第133話 浴衣、下着は外す

(日に日に思井くんへの想いを強くしながら過ごし、今日はいよいよ約束していた日になった。

 夕方、私はママに頼んで浴衣を着させてもらっていた。浴衣はママが昔着ていたものだけど、私にもよく似合うとママとお姉ちゃんが言ってくれて決めた。因みに、パパは禁制ということで部屋から追い出した。


『う~ん、私の娘ながら……似合いすぎるわね』

『当然なのです! 何故ですかって? 私の妹だからなのです!』

『はいはい。

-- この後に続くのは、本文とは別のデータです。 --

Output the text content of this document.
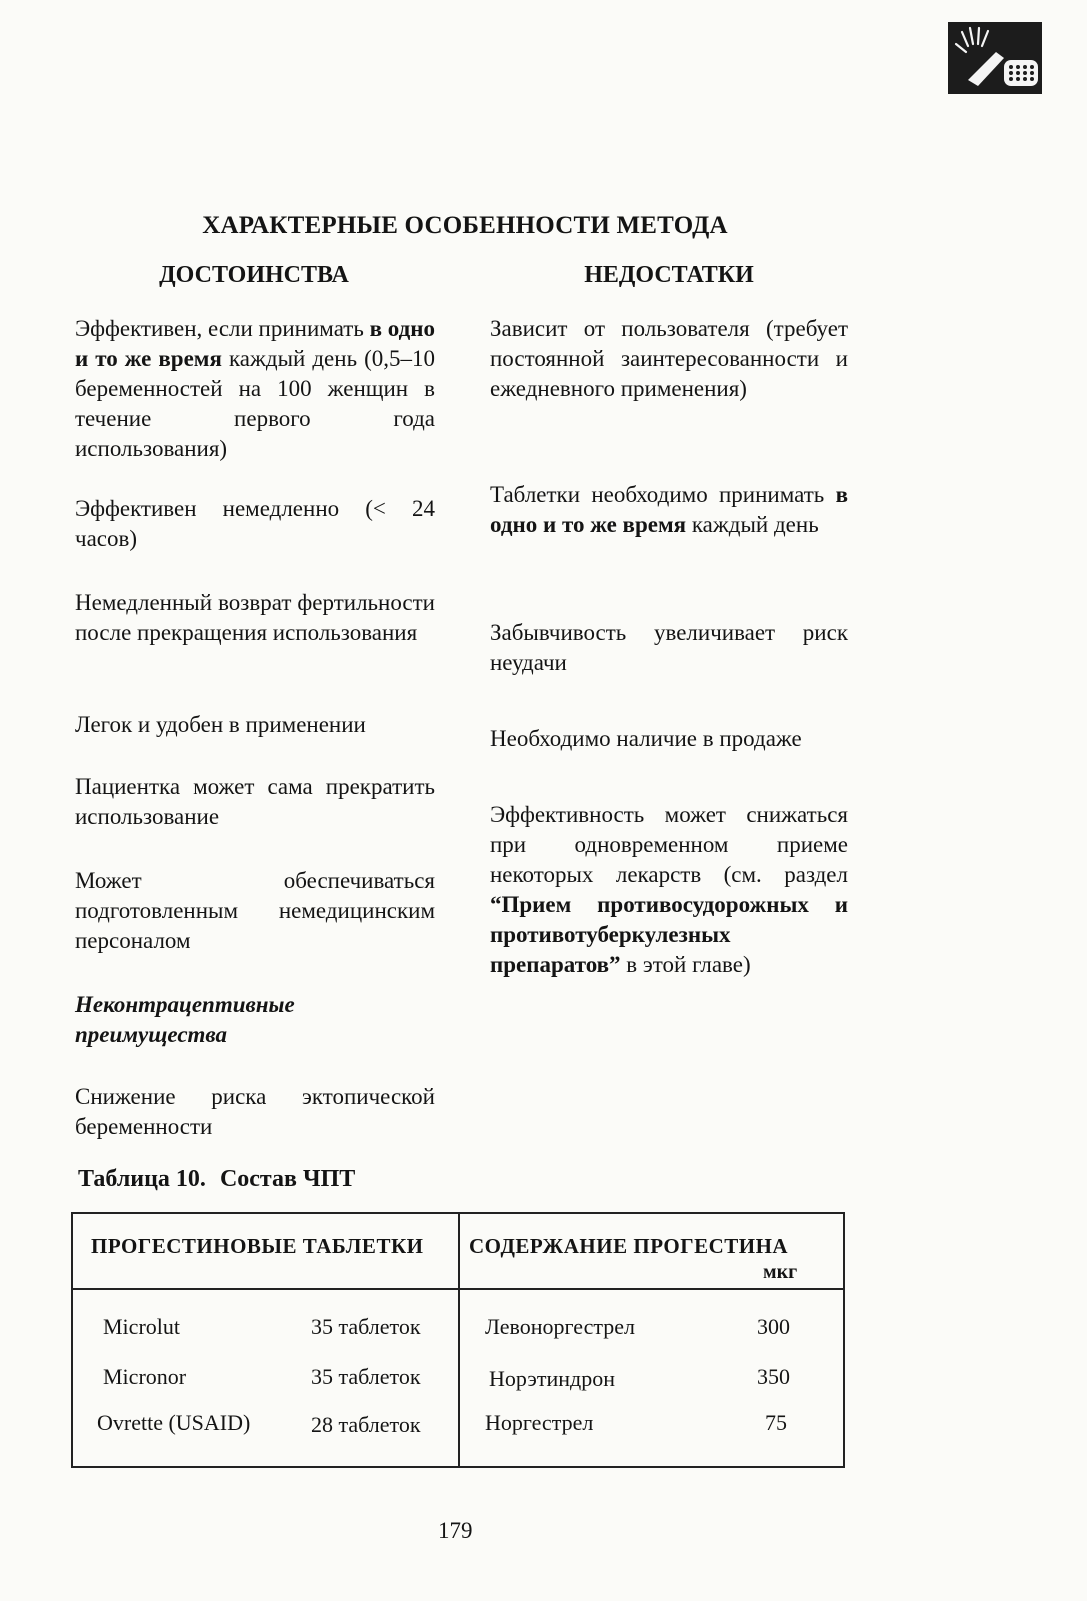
ХАРАКТЕРНЫЕ ОСОБЕННОСТИ МЕТОДА
ДОСТОИНСТВА	НЕДОСТАТКИ
Эффективен, если принимать в одно и то же время каждый день (0,5–10 беременностей на 100 женщин в течение первого года использования)
Эффективен немедленно (< 24 часов)
Немедленный возврат фертильности после прекращения использования
Легок и удобен в применении
Пациентка может сама прекратить использование
Может обеспечиваться подготовленным немедицинским персоналом
Неконтрацептивные преимущества
Снижение риска эктопической беременности
Зависит от пользователя (требует постоянной заинтересованности и ежедневного применения)
Таблетки необходимо принимать в одно и то же время каждый день
Забывчивость увеличивает риск неудачи
Необходимо наличие в продаже
Эффективность может снижаться при одновременном приеме некоторых лекарств (см. раздел “Прием противосудорожных и противотуберкулезных препаратов” в этой главе)
Таблица 10. Состав ЧПТ
ПРОГЕСТИНОВЫЕ ТАБЛЕТКИ СОДЕРЖАНИЕ ПРОГЕСТИНА
мкг
Microlut	35 таблеток	Левоноргестрел	300
Micronor	35 таблеток	Норэтиндрон	350
Ovrette (USAID)	28 таблеток	Норгестрел	75
179
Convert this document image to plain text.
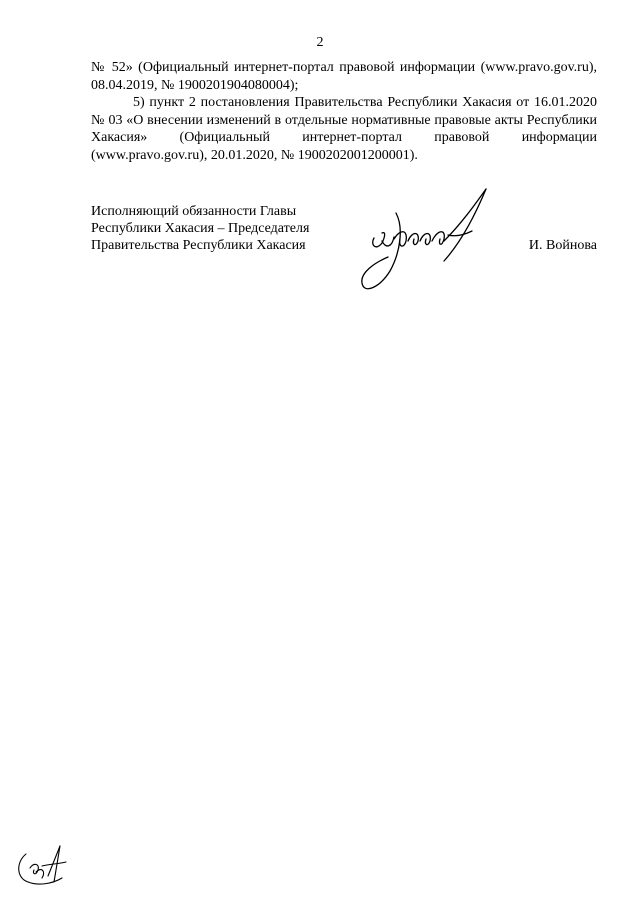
2

№ 52» (Официальный интернет-портал правовой информации (www.pravo.gov.ru), 08.04.2019, № 1900201904080004);

5) пункт 2 постановления Правительства Республики Хакасия от 16.01.2020 № 03 «О внесении изменений в отдельные нормативные правовые акты Республики Хакасия» (Официальный интернет-портал правовой информации (www.pravo.gov.ru), 20.01.2020, № 1900202001200001).

Исполняющий обязанности Главы
Республики Хакасия – Председателя
Правительства Республики Хакасия	И. Войнова
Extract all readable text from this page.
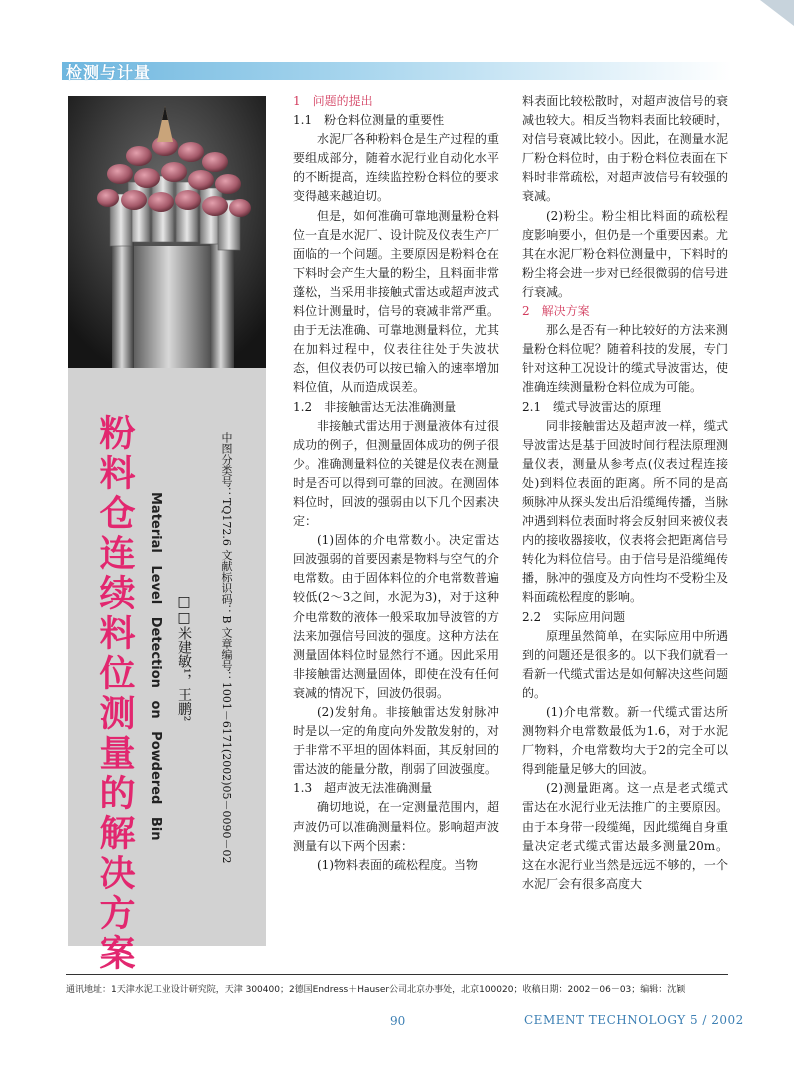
检测与计量
粉料仓连续料位测量的解决方案 Material Level Detection on Powdered Bin □□米建敏¹，王鹏²	中图分类号：TQ172.6 文献标识码：B 文章编号：1001－6171(2002)05－0090－02

1　问题的提出

1.1　粉仓料位测量的重要性

水泥厂各种粉料仓是生产过程的重要组成部分，随着水泥行业自动化水平的不断提高，连续监控粉仓料位的要求变得越来越迫切。

但是，如何准确可靠地测量粉仓料位一直是水泥厂、设计院及仪表生产厂面临的一个问题。主要原因是粉料仓在下料时会产生大量的粉尘，且料面非常蓬松，当采用非接触式雷达或超声波式料位计测量时，信号的衰减非常严重。由于无法准确、可靠地测量料位，尤其在加料过程中，仪表往往处于失波状态，但仪表仍可以按已输入的速率增加料位值，从而造成误差。

1.2　非接触雷达无法准确测量

非接触式雷达用于测量液体有过很成功的例子，但测量固体成功的例子很少。准确测量料位的关键是仪表在测量时是否可以得到可靠的回波。在测固体料位时，回波的强弱由以下几个因素决定：

(1)固体的介电常数小。决定雷达回波强弱的首要因素是物料与空气的介电常数。由于固体料位的介电常数普遍较低(2～3之间，水泥为3)，对于这种介电常数的液体一般采取加导波管的方法来加强信号回波的强度。这种方法在测量固体料位时显然行不通。因此采用非接触雷达测量固体，即使在没有任何衰减的情况下，回波仍很弱。

(2)发射角。非接触雷达发射脉冲时是以一定的角度向外发散发射的，对于非常不平坦的固体料面，其反射回的雷达波的能量分散，削弱了回波强度。

1.3　超声波无法准确测量

确切地说，在一定测量范围内，超声波仍可以准确测量料位。影响超声波测量有以下两个因素：

(1)物料表面的疏松程度。当物

料表面比较松散时，对超声波信号的衰减也较大。相反当物料表面比较硬时，对信号衰减比较小。因此，在测量水泥厂粉仓料位时，由于粉仓料位表面在下料时非常疏松，对超声波信号有较强的衰减。

(2)粉尘。粉尘相比料面的疏松程度影响要小，但仍是一个重要因素。尤其在水泥厂粉仓料位测量中，下料时的粉尘将会进一步对已经很微弱的信号进行衰减。

2　解决方案

那么是否有一种比较好的方法来测量粉仓料位呢？随着科技的发展，专门针对这种工况设计的缆式导波雷达，使准确连续测量粉仓料位成为可能。

2.1　缆式导波雷达的原理

同非接触雷达及超声波一样，缆式导波雷达是基于回波时间行程法原理测量仪表，测量从参考点(仪表过程连接处)到料位表面的距离。所不同的是高频脉冲从探头发出后沿缆绳传播，当脉冲遇到料位表面时将会反射回来被仪表内的接收器接收，仪表将会把距离信号转化为料位信号。由于信号是沿缆绳传播，脉冲的强度及方向性均不受粉尘及料面疏松程度的影响。

2.2　实际应用问题

原理虽然简单，在实际应用中所遇到的问题还是很多的。以下我们就看一看新一代缆式雷达是如何解决这些问题的。

(1)介电常数。新一代缆式雷达所测物料介电常数最低为1.6，对于水泥厂物料，介电常数均大于2的完全可以得到能量足够大的回波。

(2)测量距离。这一点是老式缆式雷达在水泥行业无法推广的主要原因。由于本身带一段缆绳，因此缆绳自身重量决定老式缆式雷达最多测量20m。这在水泥行业当然是远远不够的，一个水泥厂会有很多高度大

通讯地址：1天津水泥工业设计研究院，天津 300400；2德国Endress＋Hauser公司北京办事处，北京100020；收稿日期：2002－06－03；编辑：沈颖
90	CEMENT TECHNOLOGY 5 / 2002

私の娘で水華の妹……それ、全部同じ意味だからね』

 ママとお姉ちゃんはそんな会話をしながら、私のことを着せ替え人形のように扱っていく。

 そして、衝撃的な発言がとんできた。


『はい、下着外して』

 その言葉を聞いた途端、お姉ちゃんはぶっ倒れた。

 私も倒れそうになるのをなんとか堪えて理由を聞いた。

 すると、当然のように言われた。


『氷華くらいの大きさだと、下着つけてる方が逆に目立っちゃうのよ。だから、少し変な感じだろうけど外した方がいいのよ。あ、もちろんパンツは履いてるのよ?』

 私はガッカリしながら、恥ずかしい葛藤と戦いながら大人しく下着を外した。

 うぅぅ、恥ずかしい……。それに、思井くんとお祭りデートなのに、下着をつけてないなんて……変態だよ。


『……うん、ちゃんと可愛いから安心してね。頑張ってドキドキさせるのよ。なんなら、今日は帰ってこなくても……って、それは、ダメね。明日から学校なんだし。あんまり、誘惑しないようにしないとね』

 私はボッと顔が熱くなるのが分かった。

 これで、思井くんを誘惑すれば告白して……って、ダメダメ。そーいうのはもっと大人になってから……でも――。

 ママの言葉が頭の中をグルグル回る。

 考えないようにしようとしても、どうしても考えてしまって――。


『あ、そろそろ出る時間じゃない?』

 そう言われてハッとした。時間はまだ六時。だけど、この前も思井くんは待っていてくれたから今日も早く着いているかもと思い家を出ると決めた。


『ひょ、氷華……頑張ってきてくださいね。私はもう、無理そうですので……』

『よく似合っているよ、氷華。しかし、氷華も遂に私以外の男の人と……』

『泣かないでよ、あなた。せっかく、娘が頑張ってくるんだから。楽しんできてね、氷華』

 私は優しい家族に見送られるように家を出た。なんだか、少し大袈裟で……まるで、花婿に娘を出すような見送り方にこそばゆさを覚えた。